Main Cameraからプレイヤーを確認する
SceneビューにPlayerが表示されていても、それだけでは実際のゲーム画面にPlayerが映っているとは限りません。
Unityでは「Game」ビューを使って、実際にプレイヤーが見るゲーム画面を確認できます。
Gameビューに表示される映像は、基本的にMain Cameraから見えている範囲です。
そのため、PlayerがSceneビューには存在していても、Main Cameraの向きや位置によってはGameビューに表示されないことがあります。
Gameタブを開いてPlayerが表示されているか確認します。

Position
X = 0
Y = 2
Z = -6
Rotation
X = 0
Y = 0
Z = 0
今回はMain Cameraを上記の位置に設定しました。Playerが小さく見える場合は、Zを-5や-4にしてカメラを少し近づけても構いません。
もしPlayerが表示されていない場合は、PlayerまたはMain Cameraの位置を調整して、カメラに映るようにします。
ここで、
Sceneビュー = ゲーム世界を編集する画面
Gameビュー = 実際のゲーム画面を確認する画面
という前回の記事で説明した違いも確認できます。
PlayerがGameビューに表示されれば、プレイヤーの基本的な配置は完了です。
プレイヤーを動かす準備をする
Playerをゲーム内に配置できたので、次は実際にプレイヤーを動かしていきます。
UnityでPlayerをキーボードなどから操作するには、C#スクリプトを使用します。
ただし、プロジェクト内にスクリプトが増えてくると、すべてをAssets直下に保存していると管理しにくくなります。
そこで、スクリプトを管理するための
Scripts
フォルダをAssets内に作成しておきます。

今後作成するPlayerの移動処理や敵の処理などのC#スクリプトは、基本的にこのScriptsフォルダに整理していきます。
今回の段階では、まだPlayerを動かすスクリプトは作成しません。
次回の記事から、AIにも相談しながら実際のC#コードを作成していきます。
今回のまとめ
今回は、Unity 6でCubeを使って仮のプレイヤーキャラクターを作成しました。
Cubeを作成してPlayerに名前を変更し、Transformを使って位置や大きさを調整しました。
さらにMaterialを作成してPlayerの色を変更し、Gameビューから実際のゲーム画面に表示されていることも確認しました。
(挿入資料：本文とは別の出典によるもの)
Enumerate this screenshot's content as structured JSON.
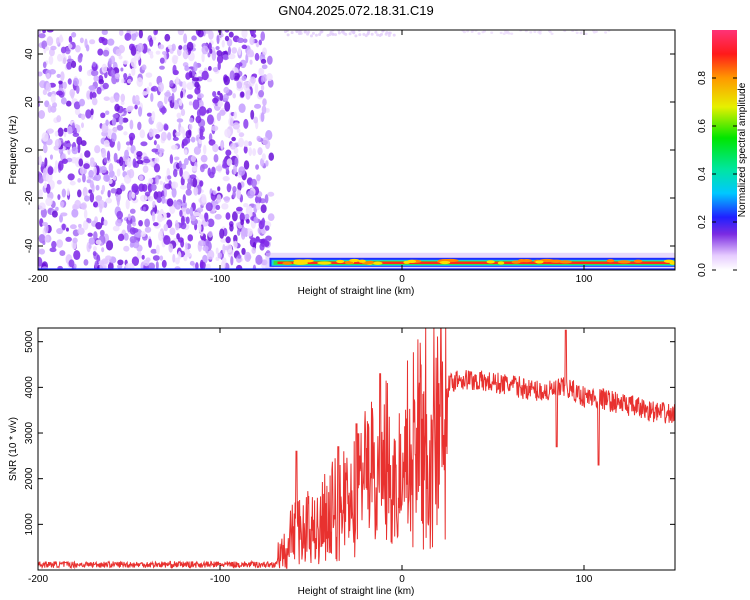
{
  "title": "GN04.2025.072.18.31.C19",
  "chart_data": [
    {
      "type": "heatmap",
      "xlabel": "Height of straight line (km)",
      "ylabel": "Frequency (Hz)",
      "xlim": [
        -200,
        150
      ],
      "ylim": [
        -50,
        50
      ],
      "x_ticks": [
        "-200",
        "-100",
        "0",
        "100"
      ],
      "y_ticks": [
        "40",
        "20",
        "0",
        "-20",
        "-40"
      ],
      "colorbar": {
        "label": "Normalized spectral amplitude",
        "range": [
          0,
          1
        ],
        "ticks": [
          "0.0",
          "0.2",
          "0.4",
          "0.6",
          "0.8"
        ]
      },
      "noise_region_x": [
        -200,
        -75
      ],
      "signal_band": {
        "x": [
          -75,
          150
        ],
        "frequency_hz": -47
      }
    },
    {
      "type": "line",
      "xlabel": "Height of straight line (km)",
      "ylabel": "SNR (10 * v/v)",
      "xlim": [
        -200,
        150
      ],
      "ylim": [
        0,
        5300
      ],
      "x_ticks": [
        "-200",
        "-100",
        "0",
        "100"
      ],
      "y_ticks": [
        "1000",
        "2000",
        "3000",
        "4000",
        "5000"
      ],
      "color": "#e8312f",
      "x": [
        -200,
        -150,
        -100,
        -70,
        -65,
        -60,
        -50,
        -40,
        -30,
        -20,
        -10,
        0,
        10,
        20,
        30,
        40,
        50,
        60,
        70,
        80,
        90,
        100,
        110,
        120,
        130,
        140,
        150
      ],
      "values": [
        120,
        120,
        120,
        120,
        400,
        800,
        1000,
        1300,
        1700,
        2100,
        2500,
        2800,
        3300,
        3800,
        4200,
        4150,
        4100,
        4050,
        3950,
        3900,
        4000,
        3800,
        3750,
        3650,
        3550,
        3450,
        3400
      ],
      "spikes": [
        {
          "x": -58,
          "y": 2600
        },
        {
          "x": -35,
          "y": 2700
        },
        {
          "x": -25,
          "y": 3200
        },
        {
          "x": -12,
          "y": 4300
        },
        {
          "x": 90,
          "y": 5250
        },
        {
          "x": 85,
          "y": 2700
        },
        {
          "x": 108,
          "y": 2300
        }
      ]
    }
  ]
}
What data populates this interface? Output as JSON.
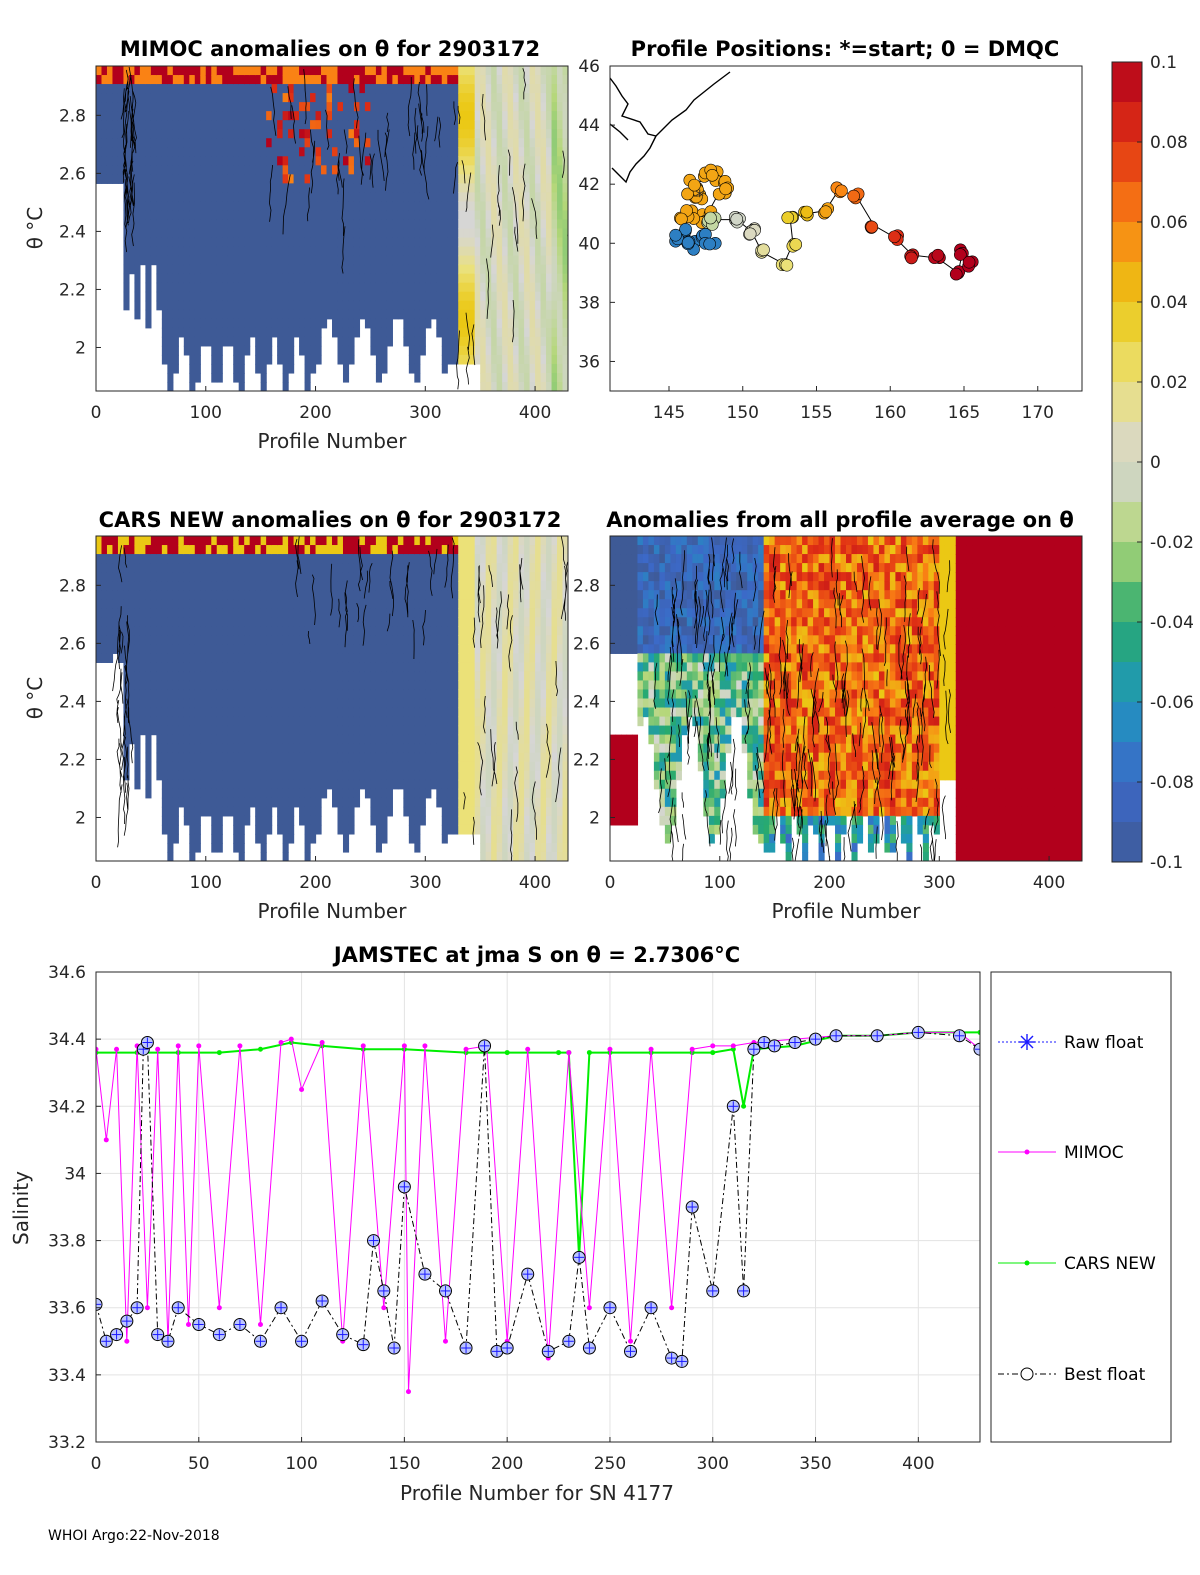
{
  "footer": "WHOI Argo:22-Nov-2018",
  "colors": {
    "mimoc": "#ff00ff",
    "cars": "#00ee00",
    "raw": "#1a1aff",
    "best": "#000000",
    "saturated_low": "#3e5a96",
    "saturated_high": "#b2001c",
    "zero": "#d6d6d6"
  },
  "colorbar": {
    "ticks": [
      "0.1",
      "0.08",
      "0.06",
      "0.04",
      "0.02",
      "0",
      "-0.02",
      "-0.04",
      "-0.06",
      "-0.08",
      "-0.1"
    ],
    "range": [
      -0.1,
      0.1
    ]
  },
  "chart_data": [
    {
      "id": "mimoc",
      "type": "heatmap",
      "title": "MIMOC anomalies on θ  for 2903172",
      "xlabel": "Profile Number",
      "ylabel": "θ °C",
      "xlim": [
        0,
        430
      ],
      "ylim": [
        1.85,
        2.97
      ],
      "xticks": [
        "0",
        "100",
        "200",
        "300",
        "400"
      ],
      "yticks": [
        "2",
        "2.2",
        "2.4",
        "2.6",
        "2.8"
      ],
      "summary": "mostly strong negative anomalies (~ -0.1) for profiles 0-330, near-zero anomalies for profiles 340-430, positive patches near top"
    },
    {
      "id": "positions",
      "type": "scatter",
      "title": "Profile Positions: *=start; 0 = DMQC",
      "xlim": [
        141,
        173
      ],
      "ylim": [
        35,
        46
      ],
      "xticks": [
        "145",
        "150",
        "155",
        "160",
        "165",
        "170"
      ],
      "yticks": [
        "36",
        "38",
        "40",
        "42",
        "44",
        "46"
      ],
      "track": [
        {
          "lon": 147.2,
          "lat": 41.6
        },
        {
          "lon": 146.5,
          "lat": 41.9
        },
        {
          "lon": 147.8,
          "lat": 42.3
        },
        {
          "lon": 148.6,
          "lat": 41.9
        },
        {
          "lon": 147.5,
          "lat": 40.9
        },
        {
          "lon": 146.2,
          "lat": 40.9
        },
        {
          "lon": 145.7,
          "lat": 40.3
        },
        {
          "lon": 146.6,
          "lat": 39.9
        },
        {
          "lon": 147.7,
          "lat": 40.2
        },
        {
          "lon": 147.9,
          "lat": 40.8
        },
        {
          "lon": 149.6,
          "lat": 40.8
        },
        {
          "lon": 150.6,
          "lat": 40.4
        },
        {
          "lon": 151.3,
          "lat": 39.7
        },
        {
          "lon": 152.8,
          "lat": 39.3
        },
        {
          "lon": 153.4,
          "lat": 40.0
        },
        {
          "lon": 153.2,
          "lat": 40.9
        },
        {
          "lon": 154.3,
          "lat": 41.0
        },
        {
          "lon": 155.6,
          "lat": 41.1
        },
        {
          "lon": 156.5,
          "lat": 41.8
        },
        {
          "lon": 157.7,
          "lat": 41.6
        },
        {
          "lon": 158.9,
          "lat": 40.6
        },
        {
          "lon": 160.3,
          "lat": 40.2
        },
        {
          "lon": 161.5,
          "lat": 39.6
        },
        {
          "lon": 163.2,
          "lat": 39.5
        },
        {
          "lon": 164.6,
          "lat": 39.0
        },
        {
          "lon": 164.9,
          "lat": 39.7
        },
        {
          "lon": 165.4,
          "lat": 39.3
        }
      ]
    },
    {
      "id": "cars",
      "type": "heatmap",
      "title": "CARS NEW anomalies on θ for 2903172",
      "xlabel": "Profile Number",
      "ylabel": "θ °C",
      "xlim": [
        0,
        430
      ],
      "ylim": [
        1.85,
        2.97
      ],
      "xticks": [
        "0",
        "100",
        "200",
        "300",
        "400"
      ],
      "yticks": [
        "2",
        "2.2",
        "2.4",
        "2.6",
        "2.8"
      ],
      "summary": "mostly strong negative anomalies (~ -0.1) for profiles 0-330, near-zero anomalies for profiles 340-430"
    },
    {
      "id": "allavg",
      "type": "heatmap",
      "title": "Anomalies from all profile average on θ",
      "xlabel": "Profile Number",
      "xlim": [
        0,
        430
      ],
      "ylim": [
        1.85,
        2.97
      ],
      "xticks": [
        "0",
        "100",
        "200",
        "300",
        "400"
      ],
      "yticks": [
        "2",
        "2.2",
        "2.4",
        "2.6",
        "2.8"
      ],
      "summary": "negative/mixed anomalies for profiles 0-140, positive anomalies 140-300, strong positive (~0.1) for profiles 310-430"
    },
    {
      "id": "salinity",
      "type": "line",
      "title": "JAMSTEC at jma S on θ = 2.7306°C",
      "xlabel": "Profile Number for SN 4177",
      "ylabel": "Salinity",
      "xlim": [
        0,
        430
      ],
      "ylim": [
        33.2,
        34.6
      ],
      "xticks": [
        "0",
        "50",
        "100",
        "150",
        "200",
        "250",
        "300",
        "350",
        "400"
      ],
      "yticks": [
        "33.2",
        "33.4",
        "33.6",
        "33.8",
        "34",
        "34.2",
        "34.4",
        "34.6"
      ],
      "grid": true,
      "legend": [
        "Raw float",
        "MIMOC",
        "CARS NEW",
        "Best float"
      ],
      "series": [
        {
          "name": "CARS NEW",
          "x": [
            0,
            20,
            40,
            60,
            80,
            95,
            110,
            130,
            150,
            180,
            200,
            225,
            230,
            235,
            240,
            250,
            270,
            290,
            300,
            310,
            315,
            320,
            340,
            360,
            380,
            400,
            420,
            430
          ],
          "y": [
            34.36,
            34.36,
            34.36,
            34.36,
            34.37,
            34.39,
            34.38,
            34.37,
            34.37,
            34.36,
            34.36,
            34.36,
            34.36,
            33.75,
            34.36,
            34.36,
            34.36,
            34.36,
            34.36,
            34.37,
            34.2,
            34.37,
            34.38,
            34.41,
            34.41,
            34.42,
            34.42,
            34.42
          ]
        },
        {
          "name": "MIMOC",
          "x": [
            0,
            5,
            10,
            15,
            20,
            25,
            30,
            35,
            40,
            45,
            50,
            60,
            70,
            80,
            90,
            95,
            100,
            110,
            120,
            130,
            140,
            150,
            152,
            160,
            170,
            180,
            190,
            200,
            210,
            220,
            230,
            240,
            250,
            260,
            270,
            280,
            290,
            300,
            310,
            320,
            340,
            360,
            380,
            400,
            420,
            430
          ],
          "y": [
            34.37,
            34.1,
            34.37,
            33.5,
            34.38,
            33.6,
            34.37,
            33.5,
            34.38,
            33.55,
            34.38,
            33.6,
            34.38,
            33.55,
            34.39,
            34.4,
            34.25,
            34.39,
            33.5,
            34.38,
            33.6,
            34.38,
            33.35,
            34.38,
            33.5,
            34.37,
            34.38,
            33.5,
            34.37,
            33.45,
            34.36,
            33.6,
            34.37,
            33.5,
            34.37,
            33.6,
            34.37,
            34.38,
            34.38,
            34.39,
            34.4,
            34.41,
            34.41,
            34.42,
            34.42,
            34.37
          ]
        },
        {
          "name": "Best float",
          "x": [
            0,
            5,
            10,
            15,
            20,
            23,
            25,
            30,
            35,
            40,
            50,
            60,
            70,
            80,
            90,
            100,
            110,
            120,
            130,
            135,
            140,
            145,
            150,
            160,
            170,
            180,
            189,
            195,
            200,
            210,
            220,
            230,
            235,
            240,
            250,
            260,
            270,
            280,
            285,
            290,
            300,
            310,
            315,
            320,
            325,
            330,
            340,
            350,
            360,
            380,
            400,
            420,
            430
          ],
          "y": [
            33.61,
            33.5,
            33.52,
            33.56,
            33.6,
            34.37,
            34.39,
            33.52,
            33.5,
            33.6,
            33.55,
            33.52,
            33.55,
            33.5,
            33.6,
            33.5,
            33.62,
            33.52,
            33.49,
            33.8,
            33.65,
            33.48,
            33.96,
            33.7,
            33.65,
            33.48,
            34.38,
            33.47,
            33.48,
            33.7,
            33.47,
            33.5,
            33.75,
            33.48,
            33.6,
            33.47,
            33.6,
            33.45,
            33.44,
            33.9,
            33.65,
            34.2,
            33.65,
            34.37,
            34.39,
            34.38,
            34.39,
            34.4,
            34.41,
            34.41,
            34.42,
            34.41,
            34.37
          ]
        }
      ]
    }
  ]
}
今回使用したHierarchy、Inspector、Transform、Materialなどは、これからUnityでゲームを作っていく中で何度も使用します。
最初は用語をすべて覚える必要はありません。
実際にGameObjectを作成して設定を変更しながら、少しずつUnityの操作に慣れていけば大丈夫です。
次回はAIを使ってプレイヤーを動かす
ここまでで、ゲーム内にプレイヤーを配置する準備ができました。
次回は、このPlayerを実際にキーボードで動かしてみます。
そこで、このブログのテーマでもあるAIを使います。
ChatGPTやCodexなどのAIに、
「Unityでプレイヤーをキーボードで移動させるにはどうすればいいのか」
と相談しながら、実際にC#スクリプトを作成していきます。
AIが生成したコードをそのまま使うだけではなく、
どこにスクリプトを作るのか
どのGameObjectに追加するのか
コードが何をしているのか
エラーが発生した場合はどうするのか
といった部分についても初心者向けに確認していきます。
次回から、いよいよPlayerを実際に操作できるゲームへ進めていきます。